Decoding the probable impact

If regulators give Bank of America and other financial institutions the green light to integrate crypto payments, it could alter how the financial system operates in the U.S.

Bank of America, the nation’s second-largest bank with $1.6 trillion in assets under management and $52 billion in new flows in 2023, has the scale and resources to lead this transformation.

CEO Moynihan’s statement that the bank is ready to “come in hard on the transactional side” reflects years of preparation, backed by hundreds of blockchain patents and the adoption of infrastructure providers like the Paxos Settlement Service to speed up settlement times.

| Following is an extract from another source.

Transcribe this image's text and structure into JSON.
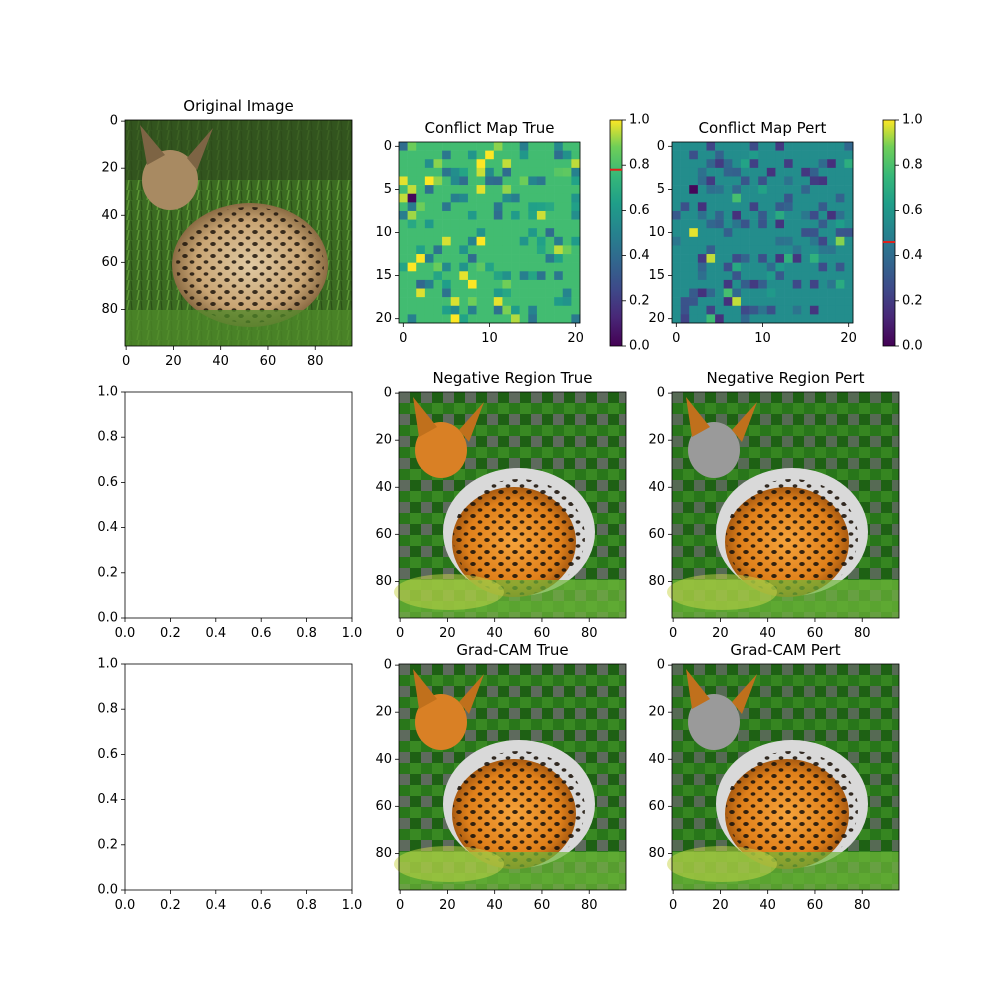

To grasp the potential impact, it’s important to consider the current size of cryptocurrencies, especially stablecoins.

According to Coinbase, in 2023, stablecoins processed $10.8 trillion in transactions, with $2.3 trillion coming from organic activities like consumer payments and business transfers — marking a 17% increase from 2022 and positioning stablecoins as credible competitors to traditional payment systems like Visa and Mastercard.

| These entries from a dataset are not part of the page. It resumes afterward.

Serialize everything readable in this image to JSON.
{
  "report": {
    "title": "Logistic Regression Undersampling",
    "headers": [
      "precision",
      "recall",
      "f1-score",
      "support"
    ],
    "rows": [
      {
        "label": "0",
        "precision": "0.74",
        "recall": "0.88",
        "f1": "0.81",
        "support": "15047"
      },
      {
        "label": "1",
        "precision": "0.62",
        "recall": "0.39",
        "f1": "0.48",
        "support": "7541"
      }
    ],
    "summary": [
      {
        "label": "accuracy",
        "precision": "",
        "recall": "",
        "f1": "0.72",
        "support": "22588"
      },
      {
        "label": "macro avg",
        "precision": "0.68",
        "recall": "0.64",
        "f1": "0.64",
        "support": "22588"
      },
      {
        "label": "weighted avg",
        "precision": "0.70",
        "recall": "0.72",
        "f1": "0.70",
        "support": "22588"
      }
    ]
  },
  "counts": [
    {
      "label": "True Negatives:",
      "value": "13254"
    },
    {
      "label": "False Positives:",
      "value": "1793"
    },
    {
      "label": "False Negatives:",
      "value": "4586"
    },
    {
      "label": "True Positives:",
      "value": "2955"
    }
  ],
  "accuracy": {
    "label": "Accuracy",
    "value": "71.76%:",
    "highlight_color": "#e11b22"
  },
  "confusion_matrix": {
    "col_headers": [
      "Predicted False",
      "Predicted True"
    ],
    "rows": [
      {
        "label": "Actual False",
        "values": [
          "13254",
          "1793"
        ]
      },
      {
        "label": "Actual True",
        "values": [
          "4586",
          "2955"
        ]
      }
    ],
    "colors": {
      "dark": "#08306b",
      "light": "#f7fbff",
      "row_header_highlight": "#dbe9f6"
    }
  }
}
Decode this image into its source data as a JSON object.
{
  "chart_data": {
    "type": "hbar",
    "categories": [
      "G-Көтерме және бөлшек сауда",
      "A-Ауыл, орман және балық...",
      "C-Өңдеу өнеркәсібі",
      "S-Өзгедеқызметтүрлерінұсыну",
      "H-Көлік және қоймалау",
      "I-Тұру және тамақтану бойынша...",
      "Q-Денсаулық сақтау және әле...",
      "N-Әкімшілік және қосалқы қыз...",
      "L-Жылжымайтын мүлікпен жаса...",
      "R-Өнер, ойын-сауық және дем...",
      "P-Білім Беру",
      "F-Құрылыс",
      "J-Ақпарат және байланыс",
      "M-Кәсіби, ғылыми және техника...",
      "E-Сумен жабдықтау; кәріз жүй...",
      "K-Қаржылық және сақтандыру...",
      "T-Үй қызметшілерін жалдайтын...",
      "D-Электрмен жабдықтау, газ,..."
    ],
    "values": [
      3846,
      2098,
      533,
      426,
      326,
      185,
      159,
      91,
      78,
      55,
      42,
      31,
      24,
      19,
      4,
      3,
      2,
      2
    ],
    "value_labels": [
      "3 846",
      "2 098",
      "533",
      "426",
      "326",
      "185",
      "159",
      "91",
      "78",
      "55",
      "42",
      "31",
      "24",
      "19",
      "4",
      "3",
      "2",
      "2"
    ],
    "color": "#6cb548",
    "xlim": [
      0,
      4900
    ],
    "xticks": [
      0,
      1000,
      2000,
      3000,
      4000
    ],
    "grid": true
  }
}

If integrated into banking, crypto could enable consumers to use digital wallets linked to their bank accounts to pay for groceries, utilities, or subscriptions, all without the fees or delays associated with credit cards or ACH transfers.

The effect would be even more pronounced for businesses, particularly in cross-border transactions. 

Today, international transfers are often slow and expensive, with payments taking days to settle. Crypto could change this dynamic, allowing, for instance, a small business owner in Texas to pay a supplier in Singapore within seconds, bypassing currency conversions and intermediary banks.

Such a shift aligns with trends in North America’s crypto activity. According to Chainanalysis, between mid-2023 and mid-2024, $1.3 trillion in on-chain value was recorded, with about 70% of these transactions being high-value transfers exceeding $1 million.

If banks like Bank of America incorporate crypto, they could streamline these operations further, reducing liquidity and counterparty risks while keeping operational costs low for their largest clients.

But the impact doesn’t stop at businesses and large institutions. Crypto payments could help address financial exclusion. The FDIC reports that over 19 million households in the U.S. remain unbanked, often due to high fees, lack of access, or mistrust of traditional banks.

Crypto payments, requiring only a smartphone and internet connection, offer a viable alternative. 

Though there are still hurdles, like regulatory concerns and infrastructure gaps, bringing traditional banking and digital currencies together offers a chance to completely reimagine how financial systems work for both people and businesses.